General Motors, which survived the Great Recession with the help of a government bailout, is facing another crisis.
The carmaker belatedly announced a massive recall of cars with faulty ignition systems that have been linked to 12 deaths. Now, a new review of federal crash data commissioned by the Center for Auto Safety, a long-standing consumer group, has found that 303 drivers and front-seat passengers died in accidents in which air bags did not inflate in two of the six models that have been recalled.
GM announced last month that it was recalling 1.6 million vehicles to repair the defective ignition switch. The move came more than a decade after getting the first complaints about these problems. The Justice Department has launched a criminal investigation into how GM handled the recall, and congressional investigators are also looking into the matter.
GM’s stock price has fallen more than 7 percent this week as questions about the recall mounted. The Center for Auto Safety and another consumer group, Public Citizen, have called on the company to create a $1 billion trust to compensate victims. Under the terms of the company’s Chapter 11 restructuring, it is not liable for legal claims that predate its 2009 bankruptcy.
The Center for Auto Safety has accused GM and federal auto safety regulators of failing to aggressively pursue complaints about the faulty ignition switches that caused cars to stall – making it impossible to steer and disabling the air bags even in violent collisions, according to The New York Times.

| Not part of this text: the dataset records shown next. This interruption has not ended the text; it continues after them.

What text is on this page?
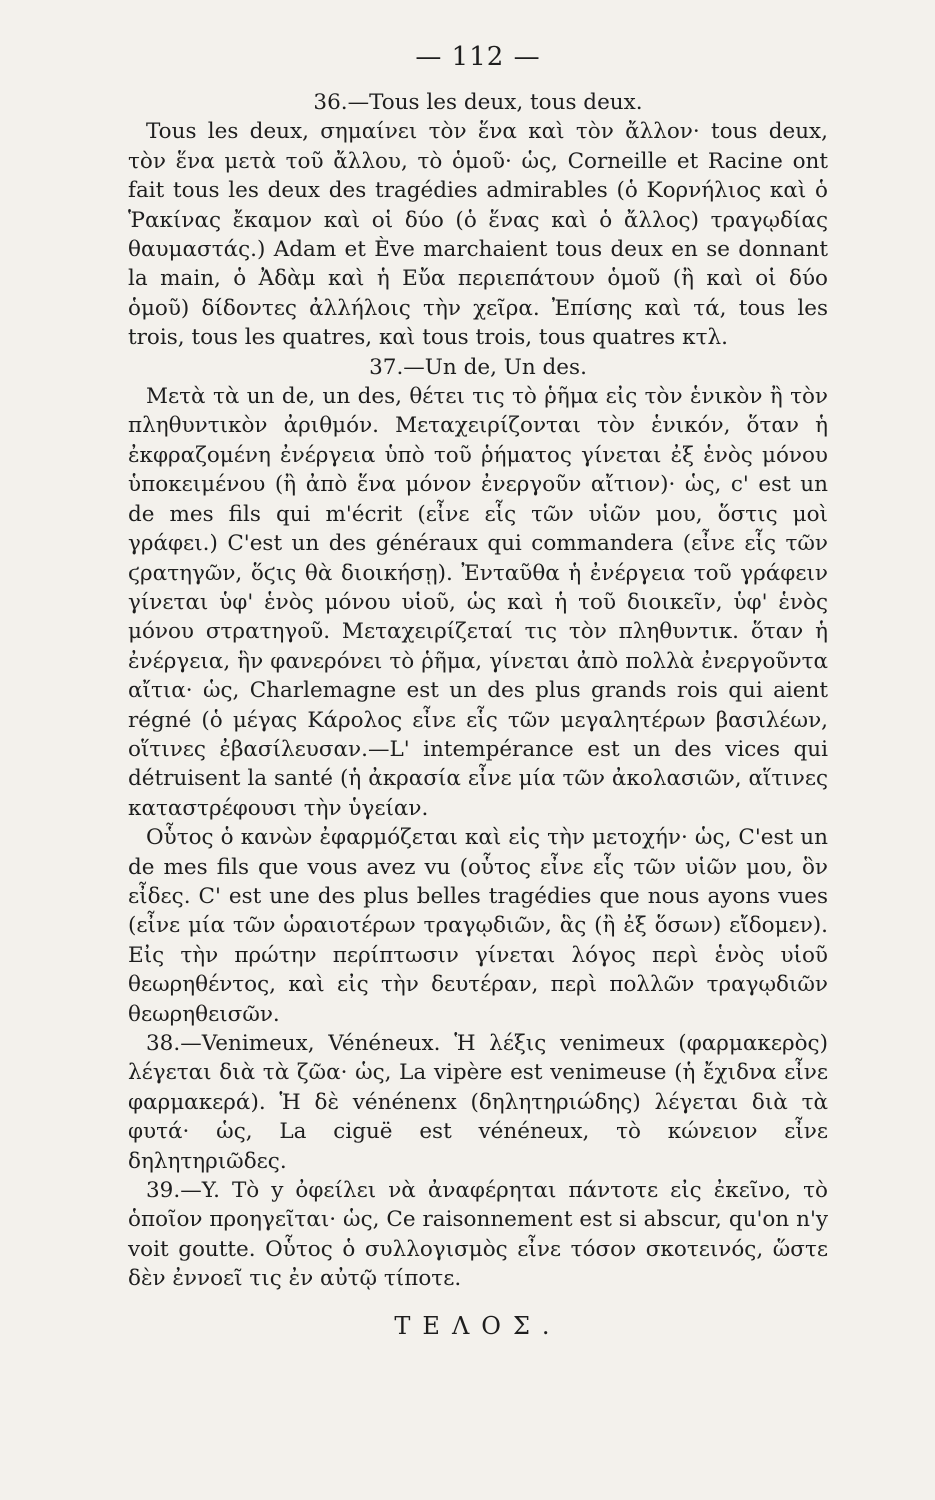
— 112 —
36.—Tous les deux, tous deux.

Tous les deux, σημαίνει τὸν ἕνα καὶ τὸν ἄλλον· tous deux, τὸν ἕνα μετὰ τοῦ ἄλλου, τὸ ὁμοῦ· ὡς, Corneille et Racine ont fait tous les deux des tragédies admirables (ὁ Κορνήλιος καὶ ὁ Ῥακίνας ἔκαμον καὶ οἱ δύο (ὁ ἕνας καὶ ὁ ἄλλος) τραγῳδίας θαυμαστάς.) Adam et Ève marchaient tous deux en se donnant la main, ὁ Ἀδὰμ καὶ ἡ Εὔα περιεπάτουν ὁμοῦ (ἢ καὶ οἱ δύο ὁμοῦ) δίδοντες ἀλλήλοις τὴν χεῖρα. Ἐπίσης καὶ τά, tous les trois, tous les quatres, καὶ tous trois, tous quatres κτλ.

37.—Un de, Un des.

Μετὰ τὰ un de, un des, θέτει τις τὸ ῥῆμα εἰς τὸν ἑνικὸν ἢ τὸν πληθυντικὸν ἀριθμόν. Μεταχειρίζονται τὸν ἑνικόν, ὅταν ἡ ἐκφραζομένη ἐνέργεια ὑπὸ τοῦ ῥήματος γίνεται ἐξ ἑνὸς μόνου ὑποκειμένου (ἢ ἀπὸ ἕνα μόνον ἐνεργοῦν αἴτιον)· ὡς, c' est un de mes fils qui m'écrit (εἶνε εἷς τῶν υἱῶν μου, ὅστις μοὶ γράφει.) C'est un des généraux qui commandera (εἶνε εἷς τῶν ϛρατηγῶν, ὅϛις θὰ διοικήσῃ). Ἐνταῦθα ἡ ἐνέργεια τοῦ γράφειν γίνεται ὑφ' ἑνὸς μόνου υἱοῦ, ὡς καὶ ἡ τοῦ διοικεῖν, ὑφ' ἑνὸς μόνου στρατηγοῦ. Μεταχειρίζεταί τις τὸν πληθυντικ. ὅταν ἡ ἐνέργεια, ἣν φανερόνει τὸ ῥῆμα, γίνεται ἀπὸ πολλὰ ἐνεργοῦντα αἴτια· ὡς, Charlemagne est un des plus grands rois qui aient régné (ὁ μέγας Κάρολος εἶνε εἷς τῶν μεγαλητέρων βασιλέων, οἵτινες ἐβασίλευσαν.—L' intempérance est un des vices qui détruisent la santé (ἡ ἀκρασία εἶνε μία τῶν ἀκολασιῶν, αἵτινες καταστρέφουσι τὴν ὑγείαν.

Οὗτος ὁ κανὼν ἐφαρμόζεται καὶ εἰς τὴν μετοχήν· ὡς, C'est un de mes fils que vous avez vu (οὗτος εἶνε εἷς τῶν υἱῶν μου, ὃν εἶδες. C' est une des plus belles tragédies que nous ayons vues (εἶνε μία τῶν ὡραιοτέρων τραγῳδιῶν, ἃς (ἢ ἐξ ὅσων) εἴδομεν). Εἰς τὴν πρώτην περίπτωσιν γίνεται λόγος περὶ ἑνὸς υἱοῦ θεωρηθέντος, καὶ εἰς τὴν δευτέραν, περὶ πολλῶν τραγῳδιῶν θεωρηθεισῶν.

38.—Venimeux, Vénéneux. Ἡ λέξις venimeux (φαρμακερὸς) λέγεται διὰ τὰ ζῶα· ὡς, La vipère est venimeuse (ἡ ἔχιδνα εἶνε φαρμακερά). Ἡ δὲ vénénenx (δηλητηριώδης) λέγεται διὰ τὰ φυτά· ὡς, La ciguë est vénéneux, τὸ κώνειον εἶνε δηλητηριῶδες.

39.—Y. Τὸ y ὀφείλει νὰ ἀναφέρηται πάντοτε εἰς ἐκεῖνο, τὸ ὁποῖον προηγεῖται· ὡς, Ce raisonnement est si abscur, qu'on n'y voit goutte. Οὗτος ὁ συλλογισμὸς εἶνε τόσον σκοτεινός, ὥστε δὲν ἐννοεῖ τις ἐν αὐτῷ τίποτε.

ΤΕΛΟΣ.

GM said that the ignition cut-offs may have been caused by a heavy key ring in the ignition switch or a sudden jarring to the key. The car manufacturer has told federal regulators that reports of problems date back to 2001, and federal regulators began looking into reports of problematic switches several years later. But the company took issue with the new study, which used data from the National Highway Traffic Safety Administration’s Fatal Analysis Reporting System.
A GM spokesman told the The Times that using that raw data without deeper analysis amounts to “pure speculation.”
The review of the federal crash data, undertaken by Friedman Research Corp. for the Center for Auto Safety, focused on two of the six GM models being recalled – the 2005-2007 Chevrolet Cobalt and the 2003-2007 Saturn Ion.
The four other models include the 2005-2007 Pontiac G5, the 2006-2007 Chevrolet HHR, the 2006-2007 Pontiac Solstice and the 2007 Saturn Sky.